SWR1 Anstöße sonn- und feiertags
Heute beginnt bei uns im Ort die Konfirmandenzeit 2025/2026. In einem Gottesdienst mit anschließendem Gemeindefest stellen sich gut 30 Jugendliche vor, die dann fast ein Jahr lang gemeinsam unterwegs sind und dem christlichen Glauben näher auf die Spur kommen. Nächsten Donnerstag gleich geht es zum Start für vier Tage aufs KonfiCamp mit insgesamt 200 Jugendlichen aus dem gesamten Kirchenbezirk. Und nach den Sommerferien ist immer mittwochnachmittags anderthalb Stunden lang Konfi-Kurs.
Auch unsere älteste Tochter ist diesmal mit dabei. Dass sie teilnimmt und Konfirmandin wird, war nicht selbstverständlich. Aus ihrer Schulklasse haben sich nur ein paar Jugendliche dazu entschlossen.
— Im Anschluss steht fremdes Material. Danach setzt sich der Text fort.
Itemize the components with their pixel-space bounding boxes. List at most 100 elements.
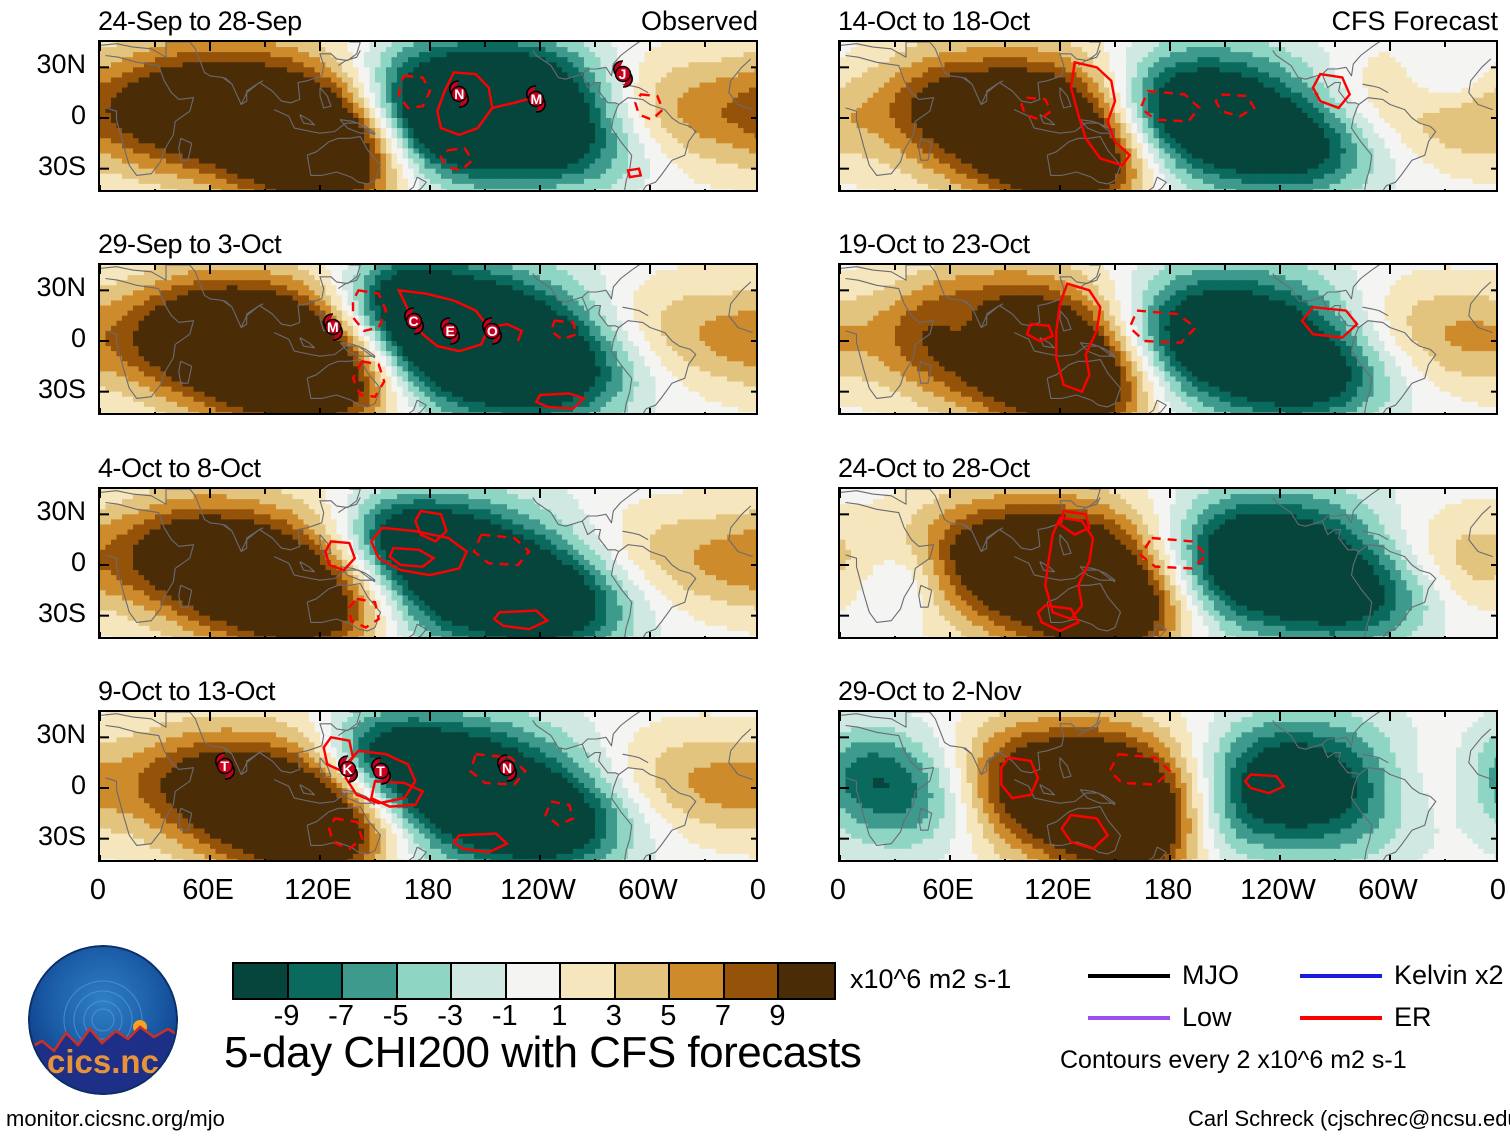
colorbar-swatch-10 (779, 964, 834, 998)
x-tick-label: 0 (90, 876, 106, 905)
legend-item-er: ER (1300, 1004, 1432, 1031)
legend-label: ER (1394, 1004, 1432, 1031)
map-panel-fcst-1 (838, 40, 1498, 192)
legend-label: Low (1182, 1004, 1232, 1031)
x-tick-label: 60E (182, 876, 234, 905)
x-axis-forecast: 0 60E 120E 180 120W 60W 0 (830, 876, 1506, 910)
legend-swatch-line (1300, 1015, 1382, 1020)
shading-layer (840, 489, 1496, 637)
er-contours (1000, 752, 1286, 851)
legend-swatch-line (1300, 973, 1382, 978)
storm-marker-K: K (335, 754, 361, 784)
colorbar-swatch-8 (670, 964, 725, 998)
coastlines (100, 42, 753, 190)
logo-graphic: cics.nc (28, 945, 178, 1095)
column-label-forecast: CFS Forecast (1331, 8, 1498, 35)
y-tick-label: 30S (0, 599, 86, 627)
y-tick-label: 30S (0, 822, 86, 850)
storm-marker-T: T (368, 756, 394, 786)
storm-marker-T: T (212, 751, 238, 781)
cics-nc-logo: cics.nc Cooperative Institute for Climat… (28, 945, 178, 1095)
storm-letter: J (610, 59, 636, 89)
storm-marker-M: M (523, 84, 549, 114)
shading-layer (100, 712, 756, 860)
x-tick-label: 120E (1024, 876, 1092, 905)
storm-marker-O: O (479, 316, 505, 346)
panel-title-obs-1: 24-Sep to 28-Sep (98, 8, 302, 35)
panel-title-fcst-4: 29-Oct to 2-Nov (838, 678, 1022, 705)
er-contours (1025, 282, 1359, 394)
y-tick-label: 0 (0, 102, 86, 129)
shading-layer (840, 712, 1496, 860)
colorbar-swatch-2 (343, 964, 398, 998)
colorbar-tick-label: -5 (383, 1002, 409, 1031)
colorbar-swatch-0 (234, 964, 289, 998)
colorbar-swatch-5 (506, 964, 562, 998)
storm-letter: K (335, 754, 361, 784)
colorbar-swatch-6 (561, 964, 616, 998)
y-tick-label: 0 (0, 549, 86, 576)
x-tick-label: 0 (830, 876, 846, 905)
x-axis-observed: 0 60E 120E 180 120W 60W 0 (90, 876, 766, 910)
y-tick-label: 30N (0, 51, 86, 78)
storm-marker-M: M (320, 312, 346, 342)
x-tick-label: 0 (1490, 876, 1506, 905)
coastlines (840, 489, 1493, 637)
map-panel-fcst-3 (838, 487, 1498, 639)
coastlines (100, 712, 753, 860)
map-panel-fcst-4 (838, 710, 1498, 862)
storm-marker-C: C (401, 306, 427, 336)
colorbar-swatch-4 (452, 964, 507, 998)
colorbar-tick-label: -1 (492, 1002, 518, 1031)
storm-marker-E: E (437, 316, 463, 346)
x-tick-label: 60E (922, 876, 974, 905)
colorbar-swatch-9 (724, 964, 780, 998)
storm-letter: M (523, 84, 549, 114)
author-credit: Carl Schreck (cjschrec@ncsu.edu) (1188, 1108, 1510, 1130)
panel-title-fcst-3: 24-Oct to 28-Oct (838, 455, 1030, 482)
legend-swatch-line (1088, 1015, 1170, 1020)
panel-title-obs-2: 29-Sep to 3-Oct (98, 231, 282, 258)
x-tick-label: 180 (404, 876, 452, 905)
colorbar-tick-label: 3 (606, 1002, 622, 1031)
storm-letter: N (494, 753, 520, 783)
colorbar-swatch-7 (615, 964, 671, 998)
storm-letter: N (446, 79, 472, 109)
legend-item-low: Low (1088, 1004, 1232, 1031)
panel-title-fcst-2: 19-Oct to 23-Oct (838, 231, 1030, 258)
y-tick-label: 30S (0, 152, 86, 180)
storm-letter: E (437, 316, 463, 346)
legend-item-kelvin-x2: Kelvin x2 (1300, 962, 1504, 989)
er-contours (397, 71, 665, 179)
shading-layer (100, 489, 756, 637)
shading-layer (840, 265, 1496, 413)
colorbar-tick-label: -9 (274, 1002, 300, 1031)
y-tick-label: 30N (0, 498, 86, 525)
er-contours (1036, 509, 1209, 633)
shading-layer (100, 42, 756, 190)
y-tick-label: 30S (0, 375, 86, 403)
colorbar-tick-label: 5 (660, 1002, 676, 1031)
map-panel-fcst-2 (838, 263, 1498, 415)
colorbar-tick-label: -3 (437, 1002, 463, 1031)
coastlines (840, 265, 1493, 413)
x-tick-label: 120W (1240, 876, 1316, 905)
storm-letter: C (401, 306, 427, 336)
coastlines (840, 712, 1493, 860)
legend-swatch-line (1088, 973, 1170, 978)
storm-letter: T (212, 751, 238, 781)
x-tick-label: 0 (750, 876, 766, 905)
map-panel-obs-3 (98, 487, 758, 639)
storm-marker-N: N (494, 753, 520, 783)
x-tick-label: 60W (1358, 876, 1418, 905)
page-title: 5-day CHI200 with CFS forecasts (224, 1031, 862, 1075)
coastlines (840, 42, 1493, 190)
x-tick-label: 180 (1144, 876, 1192, 905)
y-tick-label: 30N (0, 274, 86, 301)
panel-title-obs-4: 9-Oct to 13-Oct (98, 678, 276, 705)
x-tick-label: 60W (618, 876, 678, 905)
y-tick-label: 30N (0, 721, 86, 748)
y-tick-label: 0 (0, 325, 86, 352)
x-tick-label: 120E (284, 876, 352, 905)
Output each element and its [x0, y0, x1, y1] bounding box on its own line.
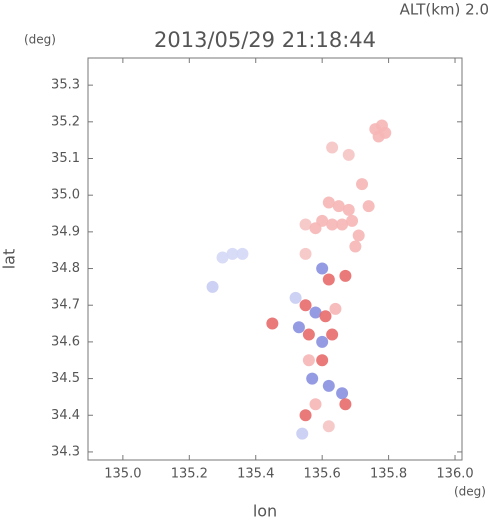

Viele sind nicht getauft oder haben keinen Kontakt zu einer Kirchengemeinde – und sich dann mit 13 oder 14 Jahren noch aktiv dafür zu entscheiden, diese Hürde ist ziemlich hoch. Und auch wenn unsere Tochter schon getauft ist – und als Eltern war wichtig, dass sie die Konfirmandenzeit freiwillig angeht. Also nicht nur einfach so mitmacht, weil das halt dazugehört. Oder gar aus Pflichtgefühl gegenüber uns Eltern oder den Großeltern. Sie sollte selbst überlegen: Ist mir das wichtig? Lasse ich mich ein auf dieses besondere Jahr, investiere ich Zeit dafür? Als dann klar wurde, dass sich auch ein paar gute Freundinnen zur Konfirmandenzeit anmelden, hatte sie Lust darauf.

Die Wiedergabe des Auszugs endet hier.